A southern jam-rock group with a cult following that sells out stadiums, the Dave Matthews Band has always been full of contradictions. Even when the Birkenstocked faithful were hearing the word via bootleg instead of Billboard, the group always rooted its instrumental excursions in rock instead of in the Frank Zappa-style weirdness of Phish or the bluegrass traditionalism of the Grateful Dead. And by 1998, it had a No. 1 album (Before These Crowded Streets), a bona fide rock star in the self-effacing Matthews, and hard-won status as an enduring band at a time when sugary teen pop and Spice Girls seemed to be pushing guitar rock into the margins. Not bad for a bunch of regular guys from Charlottesville – even if the critics never quite got what the college kids understand.

Still, like many of the latter-day hippie bands adherents swear “you just have to see live,” the Dave Matthews Band never fully captured its airy spontaneity – those several-minute jams with soaring sax – on its studio albums. So on Everyday (RCA), it’s stopped trying, opting to focus on tighter pop songs, Matthews’s electric-guitar-playing, and a studio sheen from producer Glen Ballard (Alanis Morrisette, No Doubt, nineties Aerosmith), who co-wrote the songs with Matthews.

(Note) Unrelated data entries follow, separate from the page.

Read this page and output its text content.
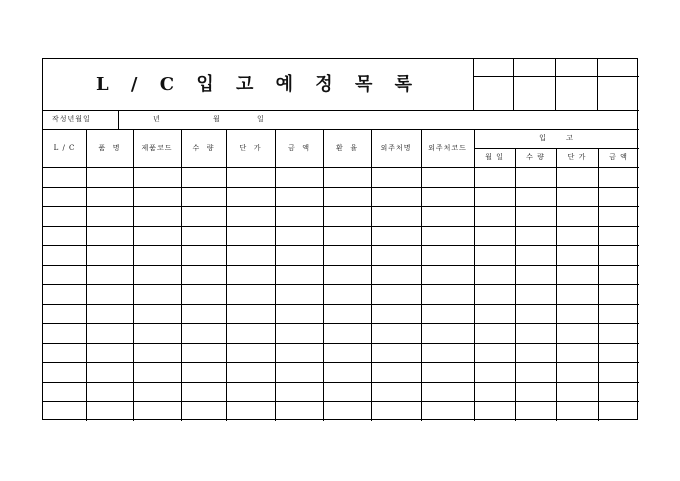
L / C 입 고 예 정 목 록
작성년월일	년	월	일
L / C	품  명	제품코드	수  량	단  가	금  액	환  율	외주처명	외주처코드
입      고
월 일	수 량	단 가	금 액
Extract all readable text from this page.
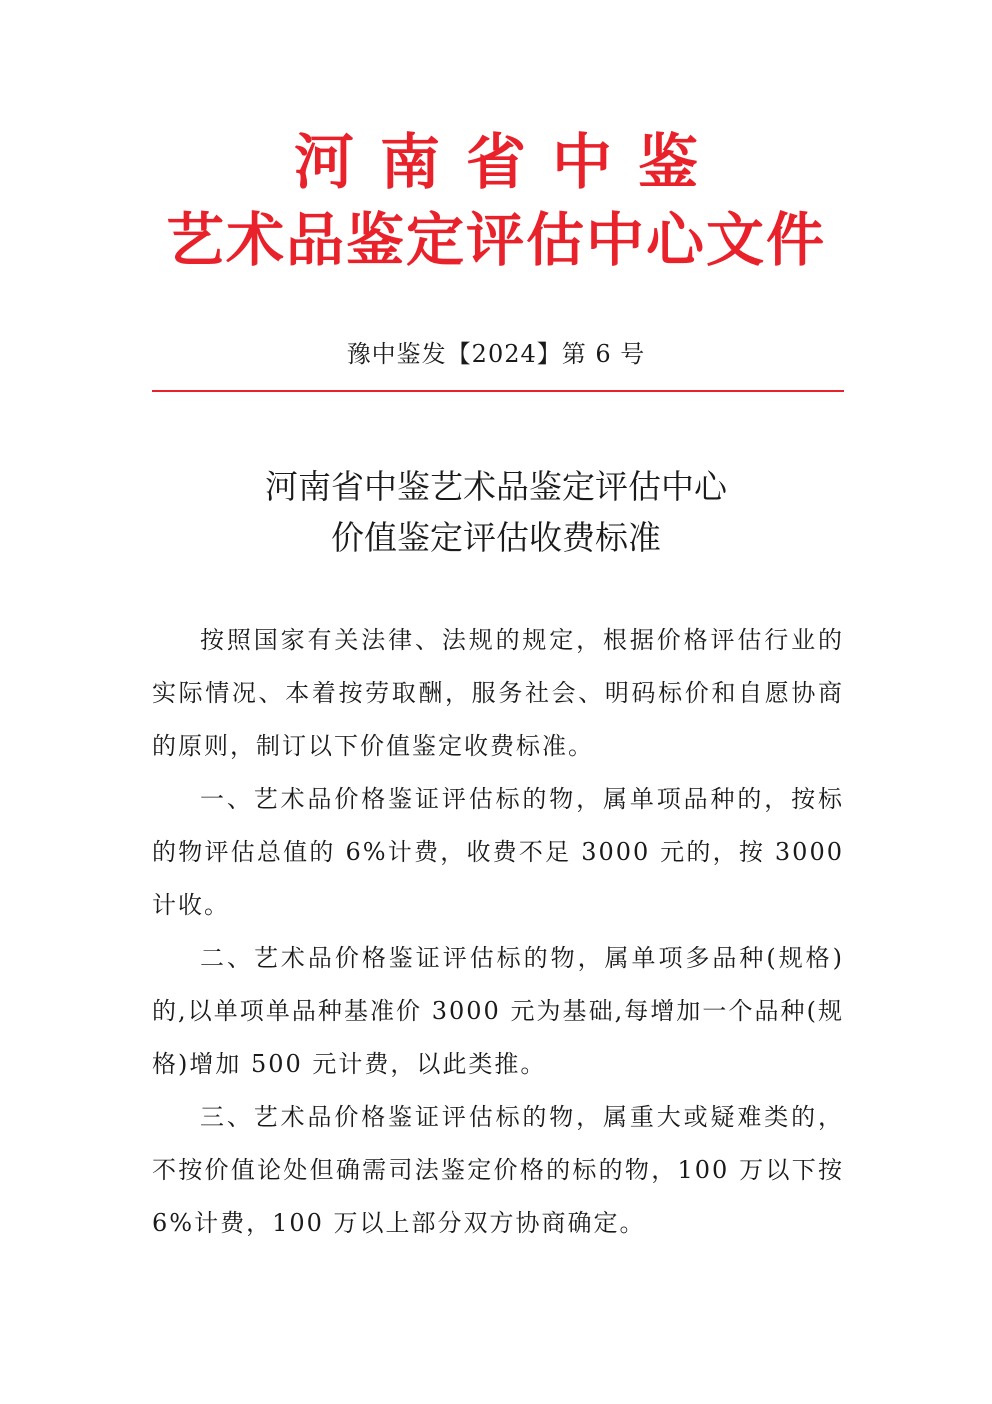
河南省中鉴
艺术品鉴定评估中心文件
豫中鉴发【2024】第 6 号
河南省中鉴艺术品鉴定评估中心
价值鉴定评估收费标准

按照国家有关法律、法规的规定，根据价格评估行业的实际情况、本着按劳取酬，服务社会、明码标价和自愿协商的原则，制订以下价值鉴定收费标准。

一、艺术品价格鉴证评估标的物，属单项品种的，按标的物评估总值的 6%计费，收费不足 3000 元的，按 3000 计收。

二、艺术品价格鉴证评估标的物，属单项多品种(规格)的,以单项单品种基准价 3000 元为基础,每增加一个品种(规格)增加 500 元计费，以此类推。

三、艺术品价格鉴证评估标的物，属重大或疑难类的，不按价值论处但确需司法鉴定价格的标的物，100 万以下按 6%计费，100 万以上部分双方协商确定。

If nothing else, it’s a gutsy move. Everyday is still plenty eclectic – “I’m mixing up a bunch of magic stuff,” Matthews sings at the beginning of the first song. But the mixing of the album itself – perhaps because of Ballard’s commercial instincts – casts Matthews way out in front, where he sounds like a singer-songwriter who doesn’t have all that much to say (big questions: “Why do I beg like a child for your candy?” “Why can’t I dream you away from me?”). And though the smarter songs (the more personal “If I Had It All,” the easygoing “Fool to Think”) benefit from the concision, the group’s newfound musical sharpness isn’t that of a world-class bar band but that of an outsize stadium act – all grand gesture and larger-than-life lyrics. Sometimes, as on “I Did It,” the band recaptures the spirit of seventies rock in all its innocent fun. Other times, especially on the cloying, overdramatic “The Space Between,” it recaptures only those moments that involve holding a lighter high above one’s head.